Example: rsync -avz /opt/qradar/conf/trusted_certificates/ 
   root@new_appliance:/opt/qradar/conf/trusted_certificates
      Use these examples for SSH:
      Example 1: rsync -avz /etc/ssh/ root@new_appliance:/etc/ssh
 
      Example 2: rsync -avz /root/.ssh/ root@new_appliance:/root/.ssh
  9. Transfer event and flow data to the new appliance.

    You can use either rsync or SCP to complete the data transfer. These commands might require the root user to accept SSH keys and provide the root password for the target server. The length of this process depends on how much data needs to be transferred.

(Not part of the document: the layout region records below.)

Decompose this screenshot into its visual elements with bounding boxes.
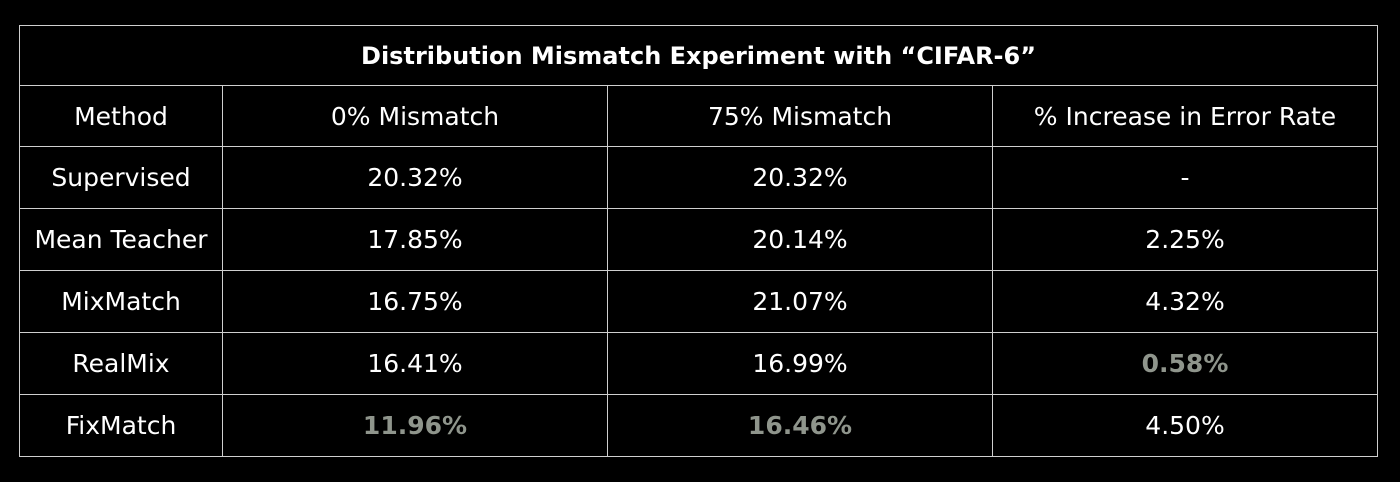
results-table: Distribution Mismatch Experiment with “C… bbox=[18, 25, 1379, 457]
zero-mismatch-cell: 17.85% bbox=[222, 208, 608, 271]
zero-mismatch-cell: 16.75% bbox=[222, 270, 608, 333]
75-mismatch-cell: 16.99% bbox=[607, 332, 993, 395]
column-header-zero-mismatch: 0% Mismatch bbox=[222, 85, 608, 147]
table-row: RealMix 16.41% 16.99% 0.58% bbox=[19, 332, 1379, 395]
column-header-method: Method bbox=[19, 85, 223, 147]
table-row: Supervised 20.32% 20.32% - bbox=[19, 146, 1379, 209]
method-cell: Mean Teacher bbox=[19, 208, 223, 271]
error-increase-cell: 4.32% bbox=[991, 270, 1379, 333]
75-mismatch-cell: 20.32% bbox=[607, 146, 993, 209]
column-header-75-mismatch: 75% Mismatch bbox=[607, 85, 993, 147]
75-mismatch-cell: 21.07% bbox=[607, 270, 993, 333]
column-header-error-increase: % Increase in Error Rate bbox=[991, 85, 1379, 147]
method-cell: MixMatch bbox=[19, 270, 223, 333]
header-row: Method 0% Mismatch 75% Mismatch % Increa… bbox=[19, 85, 1379, 147]
method-cell: Supervised bbox=[19, 146, 223, 209]
75-mismatch-cell: 16.46% bbox=[607, 394, 993, 457]
zero-mismatch-cell: 16.41% bbox=[222, 332, 608, 395]
error-increase-cell: 2.25% bbox=[991, 208, 1379, 271]
error-increase-cell: 4.50% bbox=[991, 394, 1379, 457]
method-cell: RealMix bbox=[19, 332, 223, 395]
table-row: MixMatch 16.75% 21.07% 4.32% bbox=[19, 270, 1379, 333]
zero-mismatch-cell: 11.96% bbox=[222, 394, 608, 457]
table-title: Distribution Mismatch Experiment with “C… bbox=[18, 25, 1379, 86]
table-row: Mean Teacher 17.85% 20.14% 2.25% bbox=[19, 208, 1379, 271]
title-row: Distribution Mismatch Experiment with “C… bbox=[18, 25, 1379, 86]
method-cell: FixMatch bbox=[19, 394, 223, 457]
results-table-container: Distribution Mismatch Experiment with “C… bbox=[18, 25, 1379, 457]
error-increase-cell: 0.58% bbox=[991, 332, 1379, 395]
error-increase-cell: - bbox=[991, 146, 1379, 209]
75-mismatch-cell: 20.14% bbox=[607, 208, 993, 271]
zero-mismatch-cell: 20.32% bbox=[222, 146, 608, 209]
table-row: FixMatch 11.96% 16.46% 4.50% bbox=[19, 394, 1379, 457]
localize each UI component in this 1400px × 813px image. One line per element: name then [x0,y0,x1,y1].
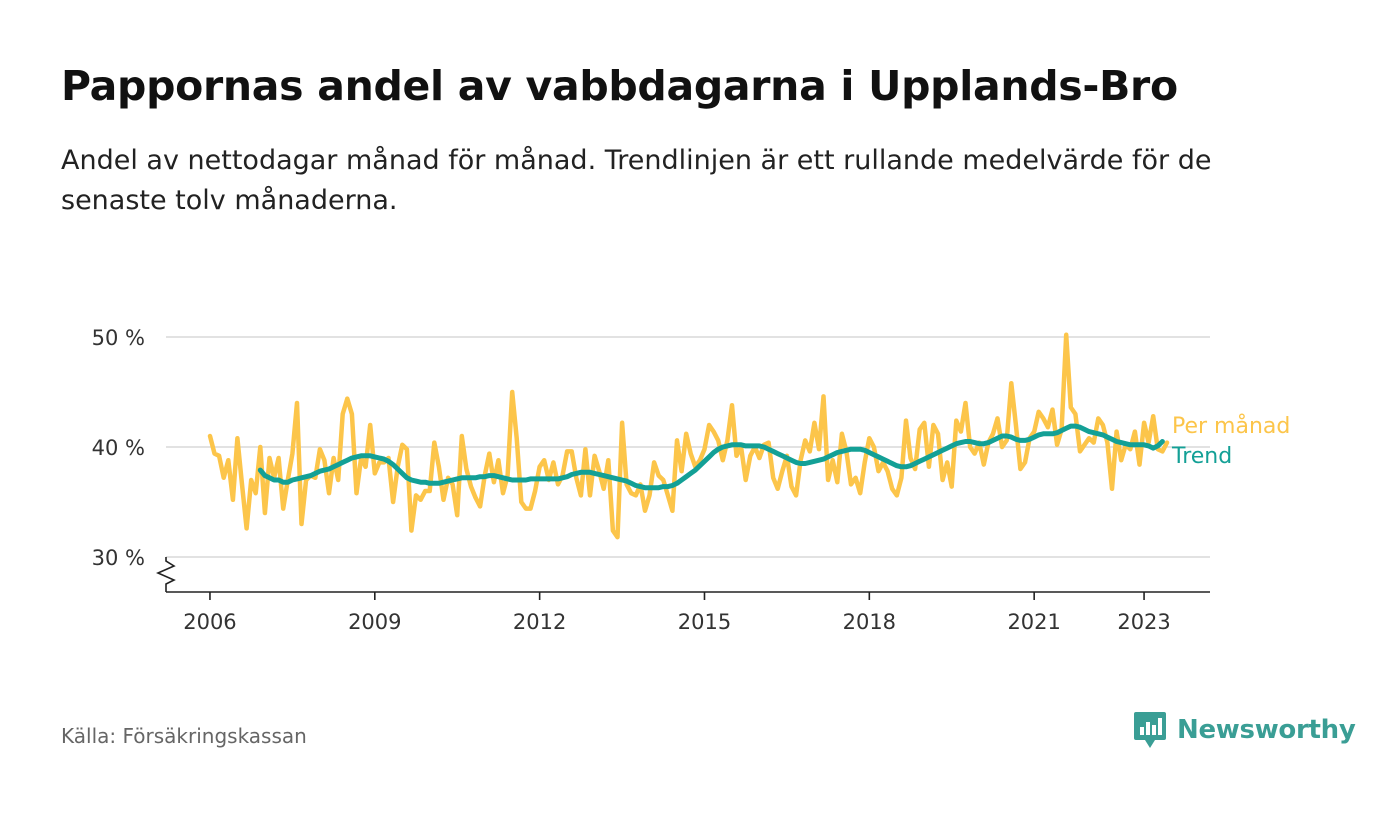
series-lines [207,332,1170,540]
bar-chart-badge-icon [1134,712,1166,748]
x-tick-label: 2023 [1117,610,1170,634]
x-tick-label: 2018 [843,610,896,634]
y-axis-tick-labels: 30 % 40 % 50 % [92,326,145,570]
brand-name: Newsworthy [1177,715,1356,745]
x-tick-label: 2006 [183,610,236,634]
legend-label-per-manad: Per månad [1172,413,1290,439]
source-note: Källa: Försäkringskassan [61,724,307,748]
axis-break-mark [156,557,176,592]
x-tick-label: 2009 [348,610,401,634]
page-title: Pappornas andel av vabbdagarna i Uppland… [61,62,1178,110]
x-tick-label: 2015 [678,610,731,634]
x-tick-label: 2021 [1007,610,1060,634]
legend: Per månad Trend [1171,413,1290,469]
legend-label-trend: Trend [1171,444,1232,469]
x-tick-label: 2012 [513,610,566,634]
series-line-trend [257,423,1165,491]
x-axis-ticks: 2006 2009 2012 2015 2018 2021 2023 [183,592,1171,634]
series-line-per-manad [207,332,1170,540]
y-tick-label: 50 % [92,326,145,350]
page-subtitle: Andel av nettodagar månad för månad. Tre… [61,145,1212,216]
brand-logo[interactable]: Newsworthy [1133,710,1356,750]
y-tick-label: 40 % [92,436,145,460]
y-tick-label: 30 % [92,546,145,570]
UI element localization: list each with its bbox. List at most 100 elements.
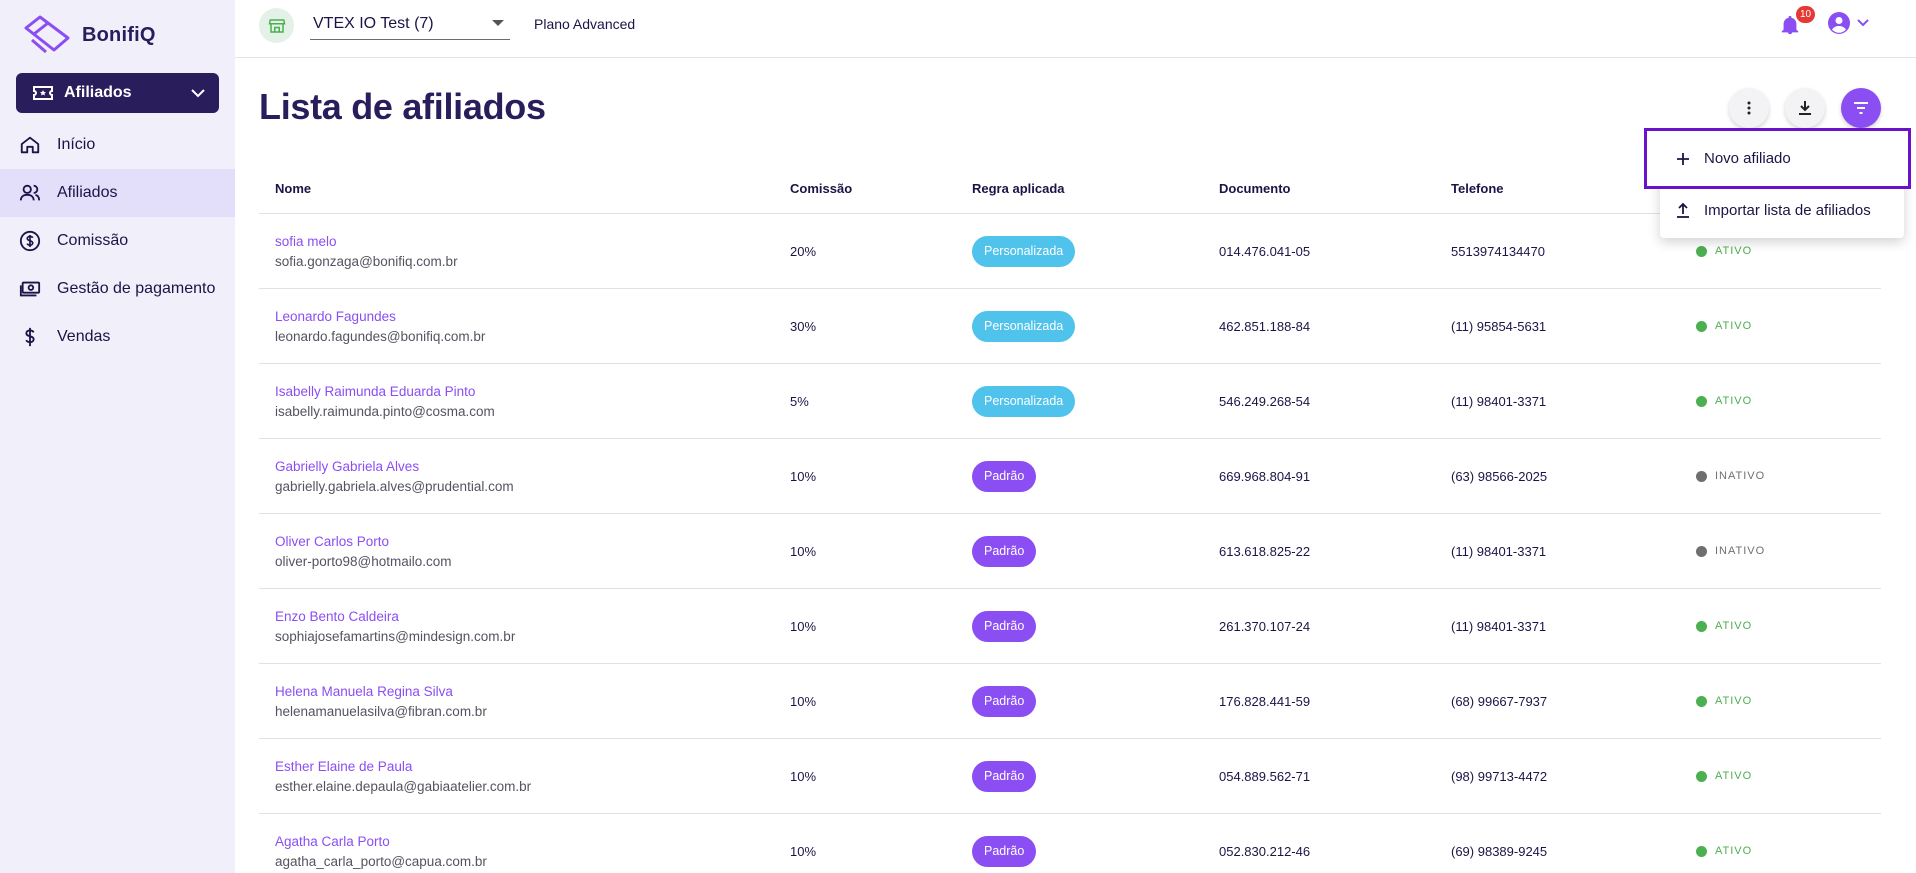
affiliate-name-link[interactable]: Gabrielly Gabriela Alves bbox=[275, 458, 420, 474]
cell-phone: (11) 98401-3371 bbox=[1451, 543, 1547, 559]
ticket-icon bbox=[33, 86, 53, 100]
affiliate-name-link[interactable]: Enzo Bento Caldeira bbox=[275, 608, 399, 624]
status-indicator: ATIVO bbox=[1696, 245, 1881, 257]
module-select[interactable]: Afiliados bbox=[16, 73, 219, 113]
rule-badge: Padrão bbox=[972, 760, 1037, 792]
cell-name: Gabrielly Gabriela Alves gabrielly.gabrie… bbox=[259, 459, 790, 494]
affiliate-name-link[interactable]: Esther Elaine de Paula bbox=[275, 758, 413, 774]
header-commission: Comissão bbox=[790, 181, 853, 196]
rule-badge: Personalizada bbox=[972, 235, 1076, 267]
status-indicator: ATIVO bbox=[1696, 320, 1881, 332]
sidebar-item-vendas[interactable]: Vendas bbox=[0, 313, 235, 361]
cell-commission: 10% bbox=[790, 693, 817, 709]
menu-item-import-affiliates[interactable]: Importar lista de afiliados bbox=[1660, 187, 1904, 233]
menu-item-new-affiliate[interactable]: Novo afiliado bbox=[1644, 128, 1911, 189]
affiliate-name-link[interactable]: Oliver Carlos Porto bbox=[275, 533, 390, 549]
cell-name: Leonardo Fagundes leonardo.fagundes@bonif… bbox=[259, 309, 790, 344]
status-label: ATIVO bbox=[1715, 695, 1753, 707]
affiliate-email: gabrielly.gabriela.alves@prudential.com bbox=[275, 478, 514, 494]
table-row[interactable]: Leonardo Fagundes leonardo.fagundes@bonif… bbox=[259, 289, 1881, 364]
sidebar-item-afiliados[interactable]: Afiliados bbox=[0, 169, 235, 217]
cell-phone: (11) 98401-3371 bbox=[1451, 393, 1547, 409]
cell-status: ATIVO bbox=[1696, 245, 1881, 257]
sidebar-nav: Início Afiliados Comissão Gestão de paga… bbox=[0, 121, 235, 361]
affiliate-name-link[interactable]: sofia melo bbox=[275, 233, 337, 249]
notification-count-badge: 10 bbox=[1796, 6, 1816, 23]
cell-status: ATIVO bbox=[1696, 395, 1881, 407]
cell-phone: (11) 98401-3371 bbox=[1451, 618, 1547, 634]
user-menu[interactable] bbox=[1827, 11, 1869, 35]
store-select[interactable]: VTEX IO Test (7) bbox=[310, 9, 510, 40]
status-label: ATIVO bbox=[1715, 395, 1753, 407]
status-indicator: ATIVO bbox=[1696, 695, 1881, 707]
status-indicator: INATIVO bbox=[1696, 470, 1881, 482]
header-document: Documento bbox=[1219, 181, 1291, 196]
cell-rule: Personalizada bbox=[972, 310, 1219, 342]
bell-icon bbox=[1781, 15, 1799, 35]
cell-status: ATIVO bbox=[1696, 695, 1881, 707]
top-bar: VTEX IO Test (7) Plano Advanced 10 bbox=[235, 0, 1916, 58]
sidebar-item-label: Gestão de pagamento bbox=[57, 280, 216, 297]
status-dot bbox=[1696, 620, 1707, 632]
sidebar-item-gestao-pagamento[interactable]: Gestão de pagamento bbox=[0, 265, 235, 313]
status-dot bbox=[1696, 845, 1707, 857]
sidebar-item-comissao[interactable]: Comissão bbox=[0, 217, 235, 265]
header-rule: Regra aplicada bbox=[972, 181, 1065, 196]
cell-name: Oliver Carlos Porto oliver-porto98@hotmai… bbox=[259, 534, 790, 569]
cell-rule: Padrão bbox=[972, 760, 1219, 792]
status-dot bbox=[1696, 545, 1707, 557]
table-row[interactable]: sofia melo sofia.gonzaga@bonifiq.com.br 20… bbox=[259, 214, 1881, 289]
sidebar-item-label: Comissão bbox=[57, 232, 129, 249]
more-options-button[interactable] bbox=[1729, 88, 1769, 128]
cell-name: Helena Manuela Regina Silva helenamanuela… bbox=[259, 684, 790, 719]
cell-status: INATIVO bbox=[1696, 545, 1881, 557]
dollar-icon bbox=[25, 327, 35, 347]
status-dot bbox=[1696, 770, 1707, 782]
cell-commission: 30% bbox=[790, 318, 817, 334]
account-circle-icon bbox=[1828, 12, 1850, 34]
notifications-button[interactable] bbox=[1779, 13, 1801, 42]
plus-icon bbox=[1677, 152, 1689, 165]
cell-commission: 10% bbox=[790, 468, 817, 484]
table-row[interactable]: Gabrielly Gabriela Alves gabrielly.gabrie… bbox=[259, 439, 1881, 514]
cell-phone: (63) 98566-2025 bbox=[1451, 468, 1548, 484]
cell-commission: 10% bbox=[790, 843, 817, 859]
cell-document: 462.851.188-84 bbox=[1219, 318, 1311, 334]
status-label: ATIVO bbox=[1715, 845, 1753, 857]
cell-status: INATIVO bbox=[1696, 470, 1881, 482]
affiliate-name-link[interactable]: Helena Manuela Regina Silva bbox=[275, 683, 453, 699]
store-select-value: VTEX IO Test (7) bbox=[313, 15, 434, 32]
cell-rule: Padrão bbox=[972, 835, 1219, 867]
cell-phone: 5513974134470 bbox=[1451, 243, 1545, 259]
cell-status: ATIVO bbox=[1696, 620, 1881, 632]
table-row[interactable]: Enzo Bento Caldeira sophiajosefamartins@m… bbox=[259, 589, 1881, 664]
cell-rule: Padrão bbox=[972, 535, 1219, 567]
download-button[interactable] bbox=[1785, 88, 1825, 128]
brand-logo[interactable]: BonifiQ bbox=[22, 14, 156, 56]
table-row[interactable]: Agatha Carla Porto agatha_carla_porto@cap… bbox=[259, 814, 1881, 873]
cell-status: ATIVO bbox=[1696, 845, 1881, 857]
cell-document: 613.618.825-22 bbox=[1219, 543, 1311, 559]
table-row[interactable]: Oliver Carlos Porto oliver-porto98@hotmai… bbox=[259, 514, 1881, 589]
affiliate-email: helenamanuelasilva@fibran.com.br bbox=[275, 703, 487, 719]
table-body: sofia melo sofia.gonzaga@bonifiq.com.br 20… bbox=[259, 214, 1881, 873]
affiliate-name-link[interactable]: Leonardo Fagundes bbox=[275, 308, 396, 324]
affiliate-email: oliver-porto98@hotmailo.com bbox=[275, 553, 452, 569]
sidebar-item-label: Vendas bbox=[57, 328, 111, 345]
plan-label: Plano Advanced bbox=[534, 16, 636, 32]
affiliate-name-link[interactable]: Agatha Carla Porto bbox=[275, 833, 390, 849]
cell-commission: 10% bbox=[790, 768, 817, 784]
table-row[interactable]: Isabelly Raimunda Eduarda Pinto isabelly.… bbox=[259, 364, 1881, 439]
table-row[interactable]: Esther Elaine de Paula esther.elaine.depa… bbox=[259, 739, 1881, 814]
header-phone: Telefone bbox=[1451, 181, 1504, 196]
cell-commission: 20% bbox=[790, 243, 817, 259]
cell-document: 014.476.041-05 bbox=[1219, 243, 1311, 259]
cell-rule: Padrão bbox=[972, 460, 1219, 492]
filter-button[interactable] bbox=[1841, 88, 1881, 128]
status-label: ATIVO bbox=[1715, 320, 1753, 332]
affiliate-email: agatha_carla_porto@capua.com.br bbox=[275, 853, 487, 869]
affiliate-name-link[interactable]: Isabelly Raimunda Eduarda Pinto bbox=[275, 383, 476, 399]
table-row[interactable]: Helena Manuela Regina Silva helenamanuela… bbox=[259, 664, 1881, 739]
rule-badge: Personalizada bbox=[972, 385, 1076, 417]
sidebar-item-inicio[interactable]: Início bbox=[0, 121, 235, 169]
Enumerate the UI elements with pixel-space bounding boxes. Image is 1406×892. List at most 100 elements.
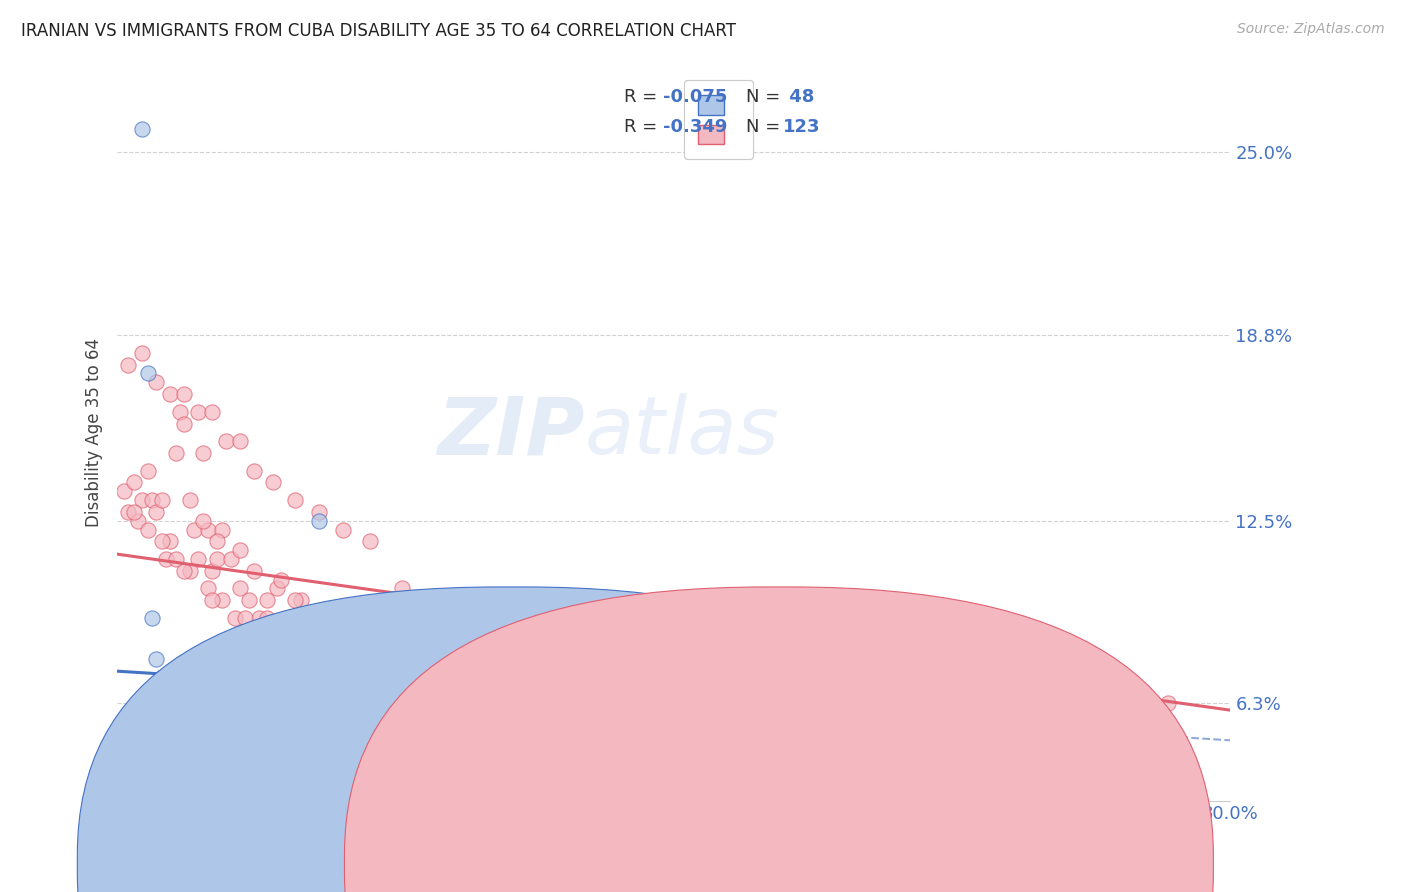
Point: [159, 534, 181, 549]
Point: [207, 534, 229, 549]
Point: [790, 681, 813, 696]
Point: [136, 523, 159, 537]
Point: [122, 505, 145, 519]
Point: [179, 493, 201, 508]
Point: [193, 446, 215, 460]
Point: [136, 464, 159, 478]
Point: [155, 552, 177, 566]
Point: [409, 670, 432, 684]
Point: [256, 611, 278, 625]
Point: [841, 690, 863, 705]
Point: [568, 640, 591, 655]
Point: [457, 652, 479, 666]
Point: [591, 697, 613, 711]
Point: [702, 681, 724, 696]
Point: [211, 640, 233, 655]
Text: N =: N =: [747, 118, 786, 136]
Point: [207, 681, 229, 696]
Point: [159, 387, 181, 401]
Point: [224, 611, 246, 625]
Point: [211, 523, 233, 537]
Point: [238, 699, 260, 714]
Point: [391, 734, 413, 748]
Point: [256, 593, 278, 607]
Text: -0.075: -0.075: [662, 88, 727, 106]
Point: [451, 661, 474, 675]
Point: [938, 690, 960, 705]
Point: [433, 652, 456, 666]
Point: [183, 699, 205, 714]
Point: [318, 697, 340, 711]
Point: [415, 623, 437, 637]
Point: [187, 552, 209, 566]
Point: [744, 681, 766, 696]
Point: [270, 705, 292, 719]
Point: [516, 623, 538, 637]
Point: [179, 690, 201, 705]
Point: [131, 346, 153, 360]
Point: [367, 690, 389, 705]
Point: [262, 475, 284, 490]
Point: [238, 623, 260, 637]
Point: [256, 693, 278, 707]
Point: [197, 523, 219, 537]
Point: [502, 690, 524, 705]
Point: [247, 611, 270, 625]
Point: [471, 611, 494, 625]
Text: Source: ZipAtlas.com: Source: ZipAtlas.com: [1237, 22, 1385, 37]
Text: 123: 123: [783, 118, 821, 136]
Point: [276, 611, 298, 625]
Point: [201, 705, 224, 719]
Point: [387, 640, 409, 655]
Point: [544, 690, 567, 705]
Point: [211, 593, 233, 607]
Point: [304, 611, 326, 625]
Point: [332, 611, 354, 625]
Point: [173, 688, 195, 702]
Point: [401, 697, 423, 711]
Text: R =: R =: [624, 88, 662, 106]
Point: [215, 434, 238, 449]
Text: atlas: atlas: [585, 393, 779, 471]
Point: [1157, 697, 1180, 711]
Point: [242, 564, 264, 578]
Point: [465, 681, 488, 696]
Point: [990, 697, 1012, 711]
Text: ZIP: ZIP: [437, 393, 585, 471]
Point: [526, 690, 548, 705]
Point: [228, 543, 250, 558]
Point: [165, 446, 187, 460]
Point: [437, 640, 460, 655]
Point: [502, 640, 524, 655]
Point: [145, 505, 167, 519]
Point: [150, 534, 173, 549]
Point: [183, 681, 205, 696]
Point: [165, 697, 187, 711]
Point: [145, 376, 167, 390]
Point: [558, 670, 581, 684]
Point: [193, 514, 215, 528]
Point: [127, 514, 149, 528]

    1. Log in to the old QRadar appliance as the root user.
    2. Copy the data from the old appliance to the new appliance (target server) by using the rsync command, as in the following example:
      Tip: For better performance when you use a crossover cable solution, use rsync -av instead of rsync -avz.
      rsync -avz /store/ariel/ root@new_appliance:/store/ariel
  10. Optional: Copy over event collector data, if you have any data in /store/ec.
    1. Log in to the old appliance as the root user.
    2. Stop ecs-ec-ingress on the old appliance by typing the following command: 
      systemctl stop ecs-ec-ingress
    3. Log in to the new appliance as the root user.
    4. Create a file on the new appliance to prevent ecs-ec-ingress from automatically restarting by typing the following command: 
      touch /storetmp/ecs-ec-ingress.ecs-ec-ingress.manually_stopped
    5. Stop ecs-ec-ingress on the new appliance by typing the following command: 
      systemctl stop ecs-ec-ingress
    6. Copy the data from /store/ec on the old appliance to /store/ec on the new appliance.
    7. Remove the file that is created in substep d from the new appliance by typing the following command: 
      rm -f /storetmp/ecs-ec-ingress.ecs-ec-ingress.manually_stopped
    8. Start ecs-ec-ingress on the new appliance by typing the following command: 
      systemctl start ecs-ec-ingress
  11. Type the command systemctl start iptables after the configuration and data migration are complete.

What to do next

After the data transfer is complete, decommission the old appliance and unrack the obsolete hardware.